IF Yanchep and Butler residents sight a European wasp they should  immediately report it to the Department of Agriculture and Food’s pest and disease information service.

Residents can also adopt a trap provided by the department, and regularly set it with a non-toxic protein lure and check it for European wasps.

The department, which is in its 40th year of European wasp surveillance and eradication, has more than 1000 traps deployed in the Perth metropolitan area this season.

Department senior technical officer Marc Widmer said the European wasp was a declared pest in Western Australia due to its potential to flourish and impact on horticultural industries, outdoor lifestyle and the health of people, pets and livestock.

“The European wasp is considered the world’s worst social wasp and since 1977, we have successfully eradicated incursions and prevented the wasp from establishing in WA,” he said.

“In the 40 intervening years, more than 1000 wasp nests have been detected and destroyed.

“Concentrated efforts so far in the 2016-17 season have seen more than 1100 wasp traps set in the Perth metropolitan region, and some country areas, to help detect the serious pest.

“European wasps caught in surveillance traps alert us to the presence of nearby nests.

“Fish lures are then used with tracing poles, along with a GPS mobile device app, to help trace wasps back to the nest so it can be destroyed.”

Mr Widmer said in order to ensure early detection and eradication, the department had developed a sophisticated surveillance strategy using global positioning system mapping, smart phone triangulation and the department’s existing MyPestGuide reporting tool.

This year marks the sixth year of the department’s adopt-a-trap program, in which local government, industry and members of the public volunteer to manage surveillance traps.

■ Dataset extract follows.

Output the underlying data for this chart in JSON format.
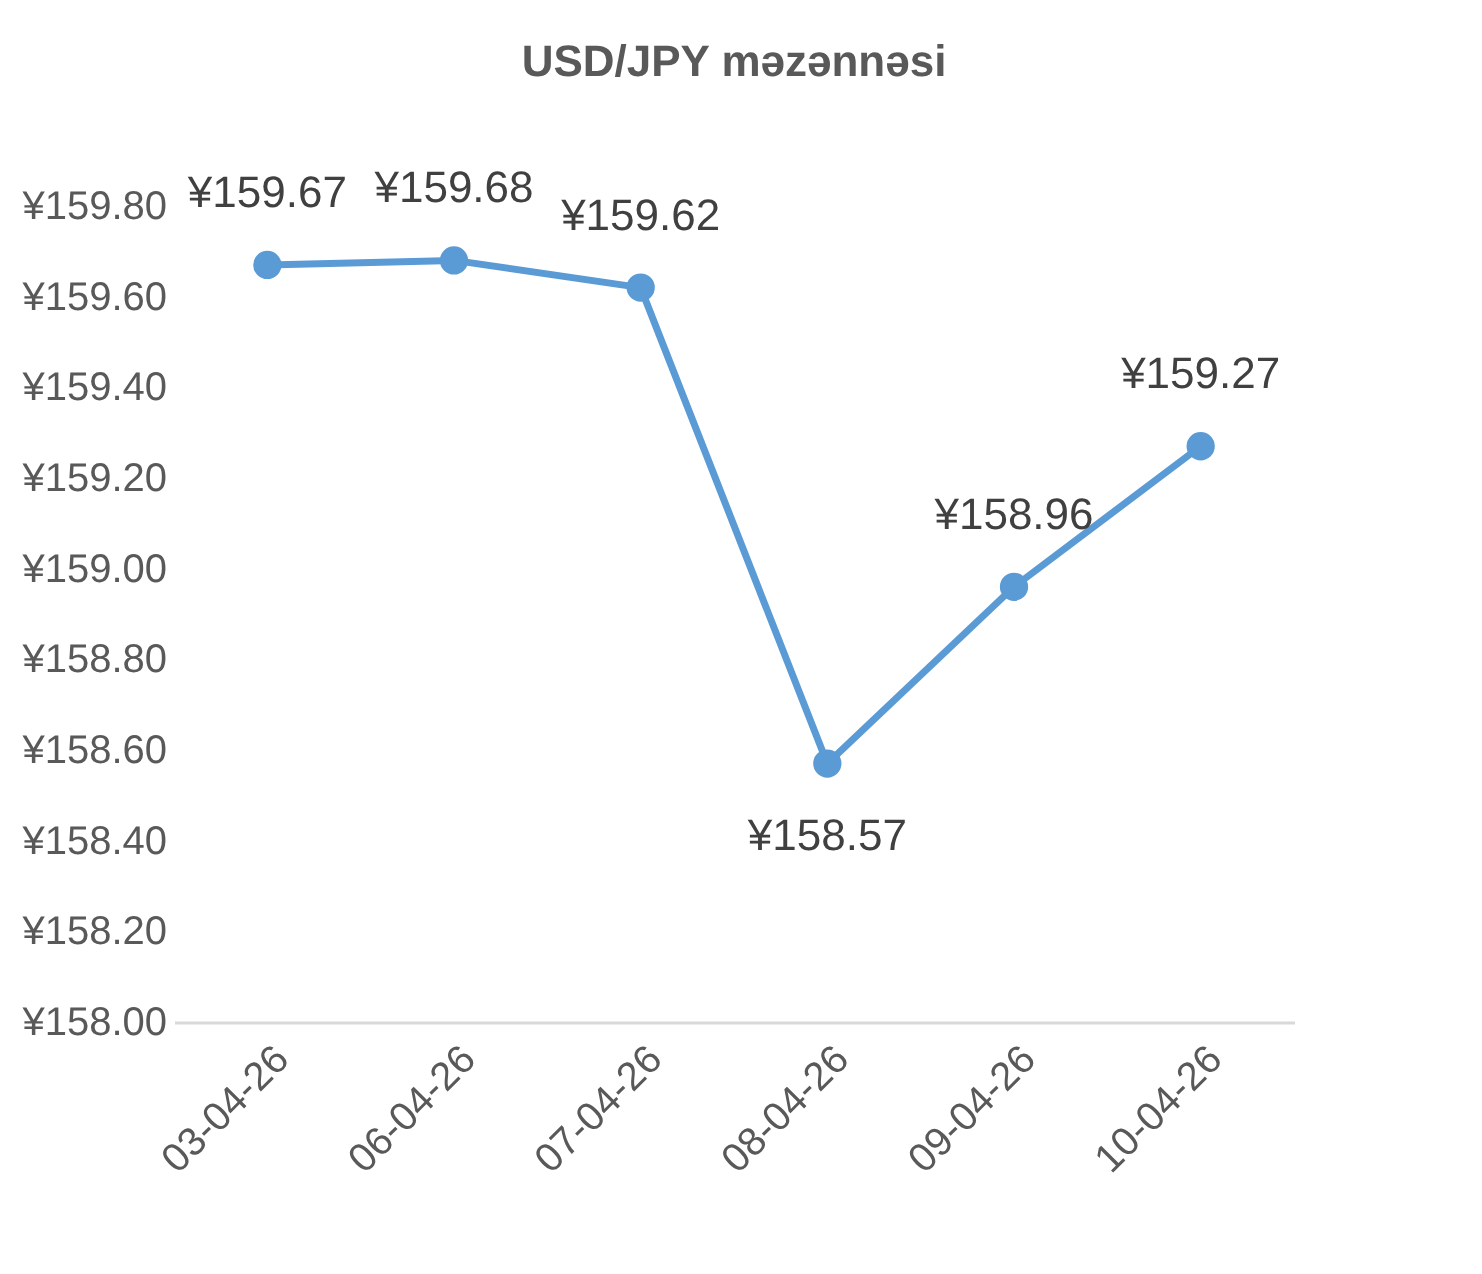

The program involves volunteers from community groups, individual members of the public and local government installing and checking these extra traps, improving the detection and eradication of new nests in WA.

So far 750 adopted traps had been given to volunteers.

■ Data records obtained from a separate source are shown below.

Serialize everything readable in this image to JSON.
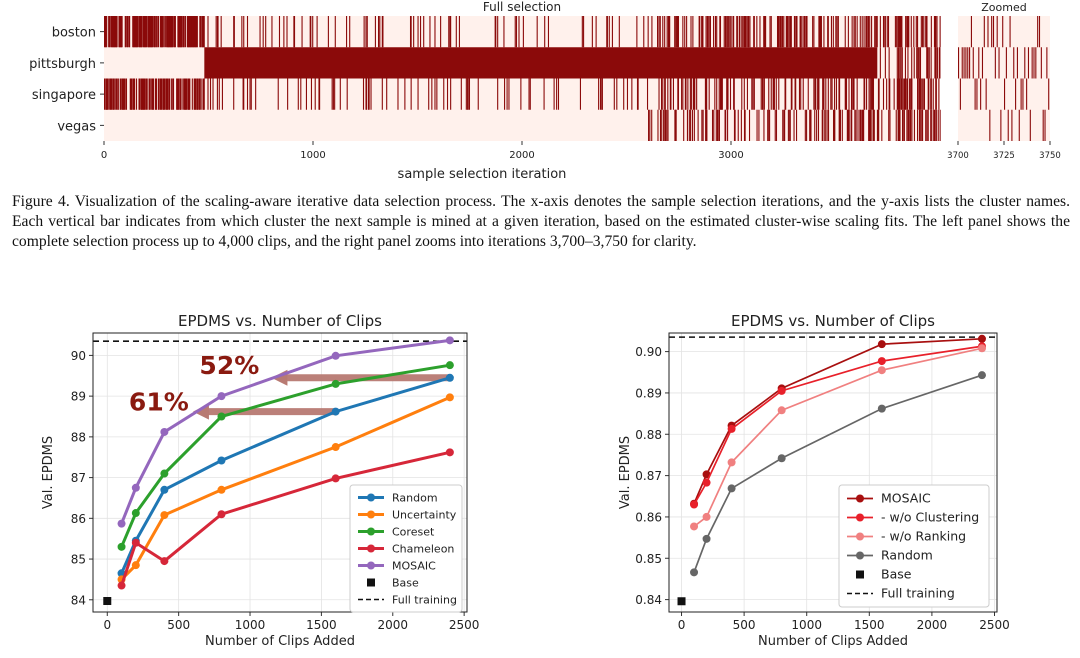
{
  "figure4": {
    "caption": "Figure 4. Visualization of the scaling-aware iterative data selection process. The x-axis denotes the sample selection iterations, and the y-axis lists the cluster names. Each vertical bar indicates from which cluster the next sample is mined at a given iteration, based on the estimated cluster-wise scaling fits. The left panel shows the complete selection process up to 4,000 clips, and the right panel zooms into iterations 3,700–3,750 for clarity.",
    "bar_color": "#8b0a0a",
    "background_color": "#fff1ec"
  },
  "chart_data": [
    {
      "type": "heatmap",
      "title": "Full selection",
      "xlabel": "sample selection iteration",
      "ylabel": "",
      "categories": [
        "boston",
        "pittsburgh",
        "singapore",
        "vegas"
      ],
      "xlim": [
        0,
        4000
      ],
      "xticks": [
        0,
        1000,
        2000,
        3000
      ],
      "segments": {
        "boston": [
          [
            0,
            480,
            0.7
          ],
          [
            480,
            2650,
            0.12
          ],
          [
            2650,
            3800,
            0.35
          ],
          [
            3800,
            4000,
            0.45
          ]
        ],
        "pittsburgh": [
          [
            480,
            3700,
            1.0
          ],
          [
            3700,
            4000,
            0.3
          ]
        ],
        "singapore": [
          [
            0,
            480,
            0.7
          ],
          [
            480,
            2650,
            0.1
          ],
          [
            2650,
            3800,
            0.3
          ],
          [
            3800,
            4000,
            0.45
          ]
        ],
        "vegas": [
          [
            2600,
            3800,
            0.25
          ],
          [
            3800,
            4000,
            0.45
          ]
        ]
      }
    },
    {
      "type": "heatmap",
      "title": "Zoomed",
      "xlabel": "",
      "ylabel": "",
      "categories": [
        "boston",
        "pittsburgh",
        "singapore",
        "vegas"
      ],
      "xlim": [
        3700,
        3750
      ],
      "xticks": [
        3700,
        3725,
        3750
      ],
      "sequence_seed": 37
    },
    {
      "type": "line",
      "title": "EPDMS vs. Number of Clips",
      "xlabel": "Number of Clips Added",
      "ylabel": "Val. EPDMS",
      "xlim": [
        -100,
        2520
      ],
      "ylim": [
        83.7,
        90.55
      ],
      "xticks": [
        0,
        500,
        1000,
        1500,
        2000,
        2500
      ],
      "yticks": [
        84,
        85,
        86,
        87,
        88,
        89,
        90
      ],
      "grid": true,
      "legend": "lower-right",
      "x": [
        100,
        200,
        400,
        800,
        1600,
        2400
      ],
      "series": [
        {
          "name": "Random",
          "color": "#1f77b4",
          "values": [
            84.65,
            85.45,
            86.7,
            87.42,
            88.62,
            89.45
          ]
        },
        {
          "name": "Uncertainty",
          "color": "#ff7f0e",
          "values": [
            84.5,
            84.85,
            86.08,
            86.7,
            87.75,
            88.97
          ]
        },
        {
          "name": "Coreset",
          "color": "#2ca02c",
          "values": [
            85.3,
            86.13,
            87.1,
            88.5,
            89.3,
            89.76
          ]
        },
        {
          "name": "Chameleon",
          "color": "#d62739",
          "values": [
            84.35,
            85.4,
            84.95,
            86.1,
            86.98,
            87.62
          ]
        },
        {
          "name": "MOSAIC",
          "color": "#9467bd",
          "values": [
            85.87,
            86.75,
            88.12,
            89.0,
            89.99,
            90.37
          ]
        }
      ],
      "base": {
        "name": "Base",
        "x": 0,
        "y": 83.97
      },
      "full_training": {
        "name": "Full training",
        "y": 90.35
      },
      "annotations": [
        {
          "text": "52%",
          "y": 89.45,
          "from_x": 2400,
          "to_x": 1150
        },
        {
          "text": "61%",
          "y": 88.62,
          "from_x": 1600,
          "to_x": 600
        }
      ]
    },
    {
      "type": "line",
      "title": "EPDMS vs. Number of Clips",
      "xlabel": "Number of Clips Added",
      "ylabel": "Val. EPDMS",
      "xlim": [
        -100,
        2520
      ],
      "ylim": [
        0.837,
        0.9045
      ],
      "xticks": [
        0,
        500,
        1000,
        1500,
        2000,
        2500
      ],
      "yticks": [
        0.84,
        0.85,
        0.86,
        0.87,
        0.88,
        0.89,
        0.9
      ],
      "grid": true,
      "legend": "lower-right",
      "x": [
        100,
        200,
        400,
        800,
        1600,
        2400
      ],
      "series": [
        {
          "name": "MOSAIC",
          "color": "#a80f0f",
          "values": [
            0.8632,
            0.8703,
            0.8821,
            0.8911,
            0.9018,
            0.9031
          ]
        },
        {
          "name": "- w/o Clustering",
          "color": "#e8202a",
          "values": [
            0.863,
            0.8683,
            0.8813,
            0.8905,
            0.8977,
            0.9013
          ]
        },
        {
          "name": "- w/o Ranking",
          "color": "#f08080",
          "values": [
            0.8577,
            0.86,
            0.8732,
            0.8858,
            0.8955,
            0.9008
          ]
        },
        {
          "name": "Random",
          "color": "#666666",
          "values": [
            0.8466,
            0.8547,
            0.8669,
            0.8742,
            0.8862,
            0.8943
          ]
        }
      ],
      "base": {
        "name": "Base",
        "x": 0,
        "y": 0.8396
      },
      "full_training": {
        "name": "Full training",
        "y": 0.9035
      }
    }
  ]
}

Mr Widmer said the location of all department traps, and destroyed nests, were mapped using GPS, providing an image of potential ‘hot spots’ on a customised database.

The Department of Agriculture and Food maps the location of European wasp surveillance traps deployed and nests located and destroyed in the Perth metropolitan area. Picture: Googlemaps
The Department of Agriculture and Food maps the location of European wasp surveillance traps deployed and nests located and destroyed in the Perth metropolitan area. Picture: Googlemaps

Adopt-a-trap participants could also choose to display their traps on the MyPestGuide website.

“The success of the department’s European wasp program is largely a story of collaboration with members of the community, industry and local government.

“Biosecurity is a shared responsibility and the support of local government and the public is valuable and appreciated.”

More information about the adopt-a-trap initiative is available on the department’s website agric.wa.gov.au or freecall the department’s pest and disease information service on 1800 084 881 or email info@agric.wa.gov.au.

The European wasp is a scavenger, so if a wasp settles on pet food, fish or other meat products, it should be reported immediately to the pest and disease information service.

Alternatively, photograph a suspect European wasp using the department’s mobile device app, MyPestGuide reporter, and report it for identification and response.

MyPestGuide reporter app can be downloaded free from the App Store or Google Play.